Breakup albums mark a turning point for a band: the moment when their sound completely changes and reaches a new level of emotional clarity. All that heartbreak and malaise condensed into any single record often makes for a defining piece of work, no matter the genre. The best records explore the nooks and crannies of sadness, learning it inside and out — celebrating it.

Released in 2015, The L-Shaped Man is the fifth studio album from Ceremony, and uses singer Ross Farrar’s recent breakup as a platform to explore loneliness and emotional weariness, but it is by no means a purely sad album.

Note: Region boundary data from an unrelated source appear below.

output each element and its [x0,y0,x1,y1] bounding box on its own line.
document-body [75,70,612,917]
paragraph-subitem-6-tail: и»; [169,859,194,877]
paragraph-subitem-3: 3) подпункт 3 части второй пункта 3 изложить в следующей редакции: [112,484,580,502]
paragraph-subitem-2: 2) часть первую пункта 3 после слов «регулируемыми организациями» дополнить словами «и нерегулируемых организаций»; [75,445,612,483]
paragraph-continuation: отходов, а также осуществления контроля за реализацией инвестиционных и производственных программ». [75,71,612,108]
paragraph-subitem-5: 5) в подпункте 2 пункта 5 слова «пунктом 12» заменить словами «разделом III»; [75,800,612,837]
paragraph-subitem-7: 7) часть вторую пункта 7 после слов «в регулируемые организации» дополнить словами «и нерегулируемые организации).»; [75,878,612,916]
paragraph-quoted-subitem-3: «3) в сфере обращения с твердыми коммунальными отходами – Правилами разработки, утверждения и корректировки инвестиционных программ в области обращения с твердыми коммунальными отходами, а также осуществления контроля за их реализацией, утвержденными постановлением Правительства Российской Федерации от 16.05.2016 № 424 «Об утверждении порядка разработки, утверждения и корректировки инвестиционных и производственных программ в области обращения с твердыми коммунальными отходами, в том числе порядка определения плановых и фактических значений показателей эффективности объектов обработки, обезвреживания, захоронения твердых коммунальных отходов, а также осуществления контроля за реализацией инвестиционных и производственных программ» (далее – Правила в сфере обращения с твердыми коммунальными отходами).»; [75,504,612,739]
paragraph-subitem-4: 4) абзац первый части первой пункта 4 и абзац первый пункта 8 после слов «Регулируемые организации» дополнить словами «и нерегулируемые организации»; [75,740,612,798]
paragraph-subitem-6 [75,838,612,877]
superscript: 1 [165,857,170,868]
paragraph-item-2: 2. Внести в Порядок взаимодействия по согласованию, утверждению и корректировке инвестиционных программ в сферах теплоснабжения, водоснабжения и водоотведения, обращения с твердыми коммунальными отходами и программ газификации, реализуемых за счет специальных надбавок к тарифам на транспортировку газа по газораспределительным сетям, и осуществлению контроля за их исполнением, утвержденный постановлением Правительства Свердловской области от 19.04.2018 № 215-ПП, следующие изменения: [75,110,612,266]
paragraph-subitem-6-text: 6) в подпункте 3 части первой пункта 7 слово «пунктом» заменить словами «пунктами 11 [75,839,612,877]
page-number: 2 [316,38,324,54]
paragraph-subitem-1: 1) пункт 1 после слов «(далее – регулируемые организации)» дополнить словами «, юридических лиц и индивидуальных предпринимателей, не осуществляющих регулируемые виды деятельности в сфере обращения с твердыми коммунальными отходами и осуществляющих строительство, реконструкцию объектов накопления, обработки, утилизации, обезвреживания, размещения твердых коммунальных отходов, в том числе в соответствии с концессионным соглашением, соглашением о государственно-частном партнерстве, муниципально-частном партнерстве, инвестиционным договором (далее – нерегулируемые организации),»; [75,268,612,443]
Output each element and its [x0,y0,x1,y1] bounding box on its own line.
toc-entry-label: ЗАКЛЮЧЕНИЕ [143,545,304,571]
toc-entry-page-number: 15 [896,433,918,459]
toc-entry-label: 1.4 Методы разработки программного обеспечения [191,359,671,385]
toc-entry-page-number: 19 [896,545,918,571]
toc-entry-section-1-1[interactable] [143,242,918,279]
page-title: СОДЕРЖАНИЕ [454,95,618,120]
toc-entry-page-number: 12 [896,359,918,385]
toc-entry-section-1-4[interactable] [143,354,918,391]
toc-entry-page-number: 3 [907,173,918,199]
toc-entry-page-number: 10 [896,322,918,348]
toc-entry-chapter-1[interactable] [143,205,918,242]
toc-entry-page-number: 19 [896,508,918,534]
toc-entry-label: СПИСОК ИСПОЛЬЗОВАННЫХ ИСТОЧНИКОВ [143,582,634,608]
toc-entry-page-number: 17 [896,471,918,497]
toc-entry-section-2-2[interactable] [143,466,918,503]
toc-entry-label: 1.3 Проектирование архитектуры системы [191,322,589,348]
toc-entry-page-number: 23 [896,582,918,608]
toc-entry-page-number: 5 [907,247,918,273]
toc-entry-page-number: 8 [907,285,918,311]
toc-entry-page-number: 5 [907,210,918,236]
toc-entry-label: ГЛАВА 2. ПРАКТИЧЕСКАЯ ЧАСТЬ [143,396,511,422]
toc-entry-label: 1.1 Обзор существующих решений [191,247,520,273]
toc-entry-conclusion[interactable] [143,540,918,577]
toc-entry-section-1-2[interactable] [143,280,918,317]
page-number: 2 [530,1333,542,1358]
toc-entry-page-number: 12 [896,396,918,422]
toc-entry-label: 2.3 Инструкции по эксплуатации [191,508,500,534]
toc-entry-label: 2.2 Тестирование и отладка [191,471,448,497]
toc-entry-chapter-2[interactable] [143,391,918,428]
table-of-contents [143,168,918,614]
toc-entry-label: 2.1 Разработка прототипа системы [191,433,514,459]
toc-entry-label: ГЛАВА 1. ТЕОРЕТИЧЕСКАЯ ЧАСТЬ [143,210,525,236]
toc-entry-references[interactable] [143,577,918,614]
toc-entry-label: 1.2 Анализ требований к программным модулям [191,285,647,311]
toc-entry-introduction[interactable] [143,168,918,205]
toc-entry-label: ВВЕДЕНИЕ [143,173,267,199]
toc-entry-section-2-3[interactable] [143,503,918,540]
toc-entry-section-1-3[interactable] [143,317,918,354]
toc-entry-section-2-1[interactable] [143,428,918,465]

Rather than look inward, Farrar uses his experience to write about what it means to go through something heavy and come out the other side a different person.

In order to tell Farrar’s story, Ceremony almost completely stripped back the propulsive hardcore of their previous records, turning every angry outburst into simmering despair, and in doing so effortlessly nailed the sound of sadness in such a way that it feels great to live inside it for awhile. The sound is abetted by producer John Reis, who honed his sound in seminal bands like Rocket from the Crypt, Drive Like Jehu, and Hot Snakes. Much of the gravelly aggression he experimented with in those bands is present on The L-Shaped Man.